From: futuramedium [...] yandex.ru
Sorry, as I see it's a known issue, already discussed (117184).
From: futuramedium [...] yandex.ru
Here's a method to add to API2.pm to re-build PDF::API2 instance and save it to file with a single "classical" xref table. sub not_very_clean_output { my ( $self, $fn ) = @_; delete $self-> { reopened }; delete $self-> { pdf }{ ' update' }; delete $self-> { pdf }{ ' loc' }; my %done; $done{ $self-> { pdf }{ ' objects' }{ $_-> uid }[ 0 ]} ++ for @{ $self-> { pdf }{' outlist'}}; my %h; # obj_num => gen_num my $tdict = $self-> { pdf }; while ( defined $tdict ) { my $sect = $tdict-> { ' xref' }; for ( keys %$sect ) { next unless /./; next if $done{ $_ }; my $ary = $sect-> { $_ }; next if $#$ary == 2 and $ary-> [ 2 ] eq 'f'; $h{ $_ } = $#$ary == 2 ? $ary-> [ 1 ] : 0 } $tdict = $tdict->{ ' prev' } } for my $objnum ( sort { $a <=> $b } keys %h ) { my $obj = $self-> { pdf }-> read_objnum( $objnum, $h{ $objnum }); $obj-> realise; $self-> { pdf }-> out_obj( $obj ) unless $obj-> { Type } and $obj-> { Type }-> val =~ /^(Xref|ObjStm)$/ # skip } $self-> saveas( $fn ); } "Not very clean" because it does bare minimum.
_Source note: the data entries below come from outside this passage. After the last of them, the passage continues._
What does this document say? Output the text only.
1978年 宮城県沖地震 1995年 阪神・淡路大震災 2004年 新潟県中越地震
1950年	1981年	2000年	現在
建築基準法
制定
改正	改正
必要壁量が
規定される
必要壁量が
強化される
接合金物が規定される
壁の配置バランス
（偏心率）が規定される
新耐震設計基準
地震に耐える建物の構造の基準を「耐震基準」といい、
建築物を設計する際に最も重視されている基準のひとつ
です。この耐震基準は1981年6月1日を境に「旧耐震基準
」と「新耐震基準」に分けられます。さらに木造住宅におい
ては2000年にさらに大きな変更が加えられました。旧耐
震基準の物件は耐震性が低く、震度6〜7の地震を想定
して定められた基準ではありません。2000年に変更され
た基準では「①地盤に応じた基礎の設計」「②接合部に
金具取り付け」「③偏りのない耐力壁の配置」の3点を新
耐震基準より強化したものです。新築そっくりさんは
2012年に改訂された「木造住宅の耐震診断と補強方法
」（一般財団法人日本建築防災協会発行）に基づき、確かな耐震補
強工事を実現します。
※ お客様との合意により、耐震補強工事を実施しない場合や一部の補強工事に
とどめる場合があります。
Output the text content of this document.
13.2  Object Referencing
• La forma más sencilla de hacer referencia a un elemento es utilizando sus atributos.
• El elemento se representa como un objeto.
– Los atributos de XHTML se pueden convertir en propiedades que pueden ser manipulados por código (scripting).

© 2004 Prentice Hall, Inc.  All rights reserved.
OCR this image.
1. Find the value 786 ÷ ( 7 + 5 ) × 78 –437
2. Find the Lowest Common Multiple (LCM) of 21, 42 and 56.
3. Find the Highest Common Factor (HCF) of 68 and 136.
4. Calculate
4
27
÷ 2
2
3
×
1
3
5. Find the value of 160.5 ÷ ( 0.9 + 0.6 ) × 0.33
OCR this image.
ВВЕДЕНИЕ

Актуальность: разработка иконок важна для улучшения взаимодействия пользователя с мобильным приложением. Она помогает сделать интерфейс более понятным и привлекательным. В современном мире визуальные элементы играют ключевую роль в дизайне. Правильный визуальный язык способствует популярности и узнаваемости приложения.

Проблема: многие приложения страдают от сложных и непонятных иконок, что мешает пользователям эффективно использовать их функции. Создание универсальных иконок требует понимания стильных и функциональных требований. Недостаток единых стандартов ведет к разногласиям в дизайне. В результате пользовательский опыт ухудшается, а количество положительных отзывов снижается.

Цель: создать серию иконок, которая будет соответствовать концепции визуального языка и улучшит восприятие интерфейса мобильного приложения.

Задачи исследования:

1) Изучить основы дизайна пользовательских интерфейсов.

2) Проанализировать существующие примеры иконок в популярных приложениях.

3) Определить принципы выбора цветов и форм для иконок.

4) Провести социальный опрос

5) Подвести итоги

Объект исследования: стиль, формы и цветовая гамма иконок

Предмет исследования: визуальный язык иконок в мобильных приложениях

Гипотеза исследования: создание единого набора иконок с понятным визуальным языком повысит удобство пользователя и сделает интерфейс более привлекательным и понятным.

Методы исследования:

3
Objects are not re-numbered (i.e. range consolidated, holes eliminated), un-used objects are not discarded. It seems to work, but not tested extensively, may serve as a base or for anyone in desperate need. Also, instance stability after calling this is not tested, maybe it should be destroyed or file re-opened. "next unless /./;" is for line 815 of PDF::API2::Basic::PDF::File.